Winterträume
Mr. Hopkins gefiel es dort ganz gut, gestand er, sähe man über die Präsenz von mikroskopisch kleinem tierischem Leben hinweg, einen minimen Nachteil dieser ansonsten exzellenten Wohnstatt.
Nach dem Abendessen gingen Fifi und Mr. Hopkins auf die Veranda hinaus, während ihre Tanten Seite an Seite auf dem Sofa Zeitschriften durchblätterten und sich von Zeit zu Zeit waidwunde Blicke zuwarfen. Dass ein Wilder noch vor wenigen Minuten an ihrem Tisch gesessen hatte, dass er sich jetzt allein mit ihrer Nichte auf der dunklen Veranda befand – ein so entsetzliches Erlebnis war in ihrem sittsamen, zurückgezogenen Leben niemals vorgesehen gewesen.
Tante Cal beschloss, sie werde Fifi ungeachtet der Konsequenzen um neun hereinrufen, eine Notmaßnahme, die ihr allerdings erspart blieb, denn nach einer halben Stunde kam die junge Dame gelassen hereinspaziert und verkündete, Mr. Hopkins sei nach Hause gegangen. Sie sahen sie an, sprachlos.
»Fifi!«, stöhnte Tante Cal. »Mein armes Kind! Kummer und Einsamkeit haben deinen Geist verwirrt!«
»Wir verstehen ja, mein Liebes«, sagte Tante Jo und betupfte ihre Augen mit dem Taschentuch. »Es war unser Fehler, dich so lange bleiben zu lassen. Ein paar Wochen in einem dieser Erholungsheime oder vielleicht sogar ein gutes Varieté, das wird –«
»Wovon sprecht ihr überhaupt?« Fifi sah überrascht von der einen zur anderen. »Wollt ihr damit sagen, ihr habt etwas dagegen einzuwenden, dass ich Mr. Hopkins mitgebracht habe?«
Tante Cal lief puterrot an, und ihre Lippen pressten sich fest aufeinander.
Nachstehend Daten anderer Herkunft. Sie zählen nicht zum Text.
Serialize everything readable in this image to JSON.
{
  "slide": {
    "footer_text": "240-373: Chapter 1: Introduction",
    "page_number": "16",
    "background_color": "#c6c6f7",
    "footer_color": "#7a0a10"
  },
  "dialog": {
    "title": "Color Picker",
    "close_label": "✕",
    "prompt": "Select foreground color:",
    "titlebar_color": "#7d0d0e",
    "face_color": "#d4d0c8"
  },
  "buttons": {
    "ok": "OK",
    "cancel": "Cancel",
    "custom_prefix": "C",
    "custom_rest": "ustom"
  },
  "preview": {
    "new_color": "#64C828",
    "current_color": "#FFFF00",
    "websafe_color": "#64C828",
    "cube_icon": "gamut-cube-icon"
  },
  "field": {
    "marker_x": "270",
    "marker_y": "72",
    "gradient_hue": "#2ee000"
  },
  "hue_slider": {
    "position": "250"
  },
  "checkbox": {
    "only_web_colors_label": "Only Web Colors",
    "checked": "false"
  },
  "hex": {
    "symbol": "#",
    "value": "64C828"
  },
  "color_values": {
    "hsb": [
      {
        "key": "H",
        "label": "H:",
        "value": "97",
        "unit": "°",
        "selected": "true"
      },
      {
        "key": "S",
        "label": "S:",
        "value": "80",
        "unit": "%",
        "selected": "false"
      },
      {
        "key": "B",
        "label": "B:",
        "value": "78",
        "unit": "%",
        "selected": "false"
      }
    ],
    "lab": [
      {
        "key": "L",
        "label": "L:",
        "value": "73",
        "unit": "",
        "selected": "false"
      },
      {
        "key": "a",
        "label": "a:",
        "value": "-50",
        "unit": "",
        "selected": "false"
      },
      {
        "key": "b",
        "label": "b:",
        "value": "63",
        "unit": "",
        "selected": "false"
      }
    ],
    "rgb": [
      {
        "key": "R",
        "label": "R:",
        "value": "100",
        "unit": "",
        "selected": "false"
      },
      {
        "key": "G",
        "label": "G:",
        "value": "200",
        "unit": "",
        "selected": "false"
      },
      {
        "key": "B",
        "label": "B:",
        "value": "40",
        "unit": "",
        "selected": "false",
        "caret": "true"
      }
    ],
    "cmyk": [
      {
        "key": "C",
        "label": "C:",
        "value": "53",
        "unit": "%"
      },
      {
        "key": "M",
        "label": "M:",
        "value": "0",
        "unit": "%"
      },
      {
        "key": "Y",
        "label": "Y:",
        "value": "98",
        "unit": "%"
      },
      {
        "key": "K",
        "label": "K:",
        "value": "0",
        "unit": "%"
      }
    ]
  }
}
»›Einzuwenden‹ ist wohl nicht der richtige Ausdruck. Du triffst irgendeinen grässlichen, brutalen Herumtreiber am Strand –«
Sie brach ab und stieß einen spitzen Schrei aus. Die Tür war plötzlich aufgeschwungen, und ein behaartes Gesicht äugte ins Zimmer herein.
»Ich hab meinen Stock vergessen.«
Mr. Hopkins entdeckte die unappetitliche Waffe angelehnt in einer Ecke, worauf er sich auf die gleiche formlose Weise zurückzog, auf die er auch erschienen war, die Tür hinter sich zuknallend. Fifis Tante blieb reglos sitzen, bis seine Schritte die Veranda verlassen hatten. Dann eilte Tante Cal zur Tür und schob den Riegel vor.
»Ich nehme an, er wird kaum versuchen, uns heute Nacht zu berauben«, sagte sie grimmig, »weil er wissen muss, dass wir vorbereitet sind. Aber ich werde Percy warnen und ihm sagen, er soll in der Nacht ein paar Runden durch den Garten machen.«
»Euch berauben?«, rief Fifi ungläubig.
»Reg dich nicht auf, Fifi«, befahl Tante Cal. »Setz dich still in den Sessel da; ich rufe deine Mutter an.«
»Ich möchte aber nicht, dass du meine Mutter anrufst.«
»Setz dich ruhig hin, schließ die Augen und versuch… versuch, Schäfchen zu zählen.«
»Darf ich denn einen Mann nur ansehen, wenn er einen Cut trägt?«, protestierte Fifi mit blitzenden Augen. »Ist das hier finsterstes Mittelalter oder das Jahrhundert der… der Aufklärung? Mr. Hopkins ist eine der interessantesten Typen, die ich je in meinem Leben kennengelernt habe.«
»Mr. Hopkins ist ein Wilder!«, sagte Tante Cal knapp.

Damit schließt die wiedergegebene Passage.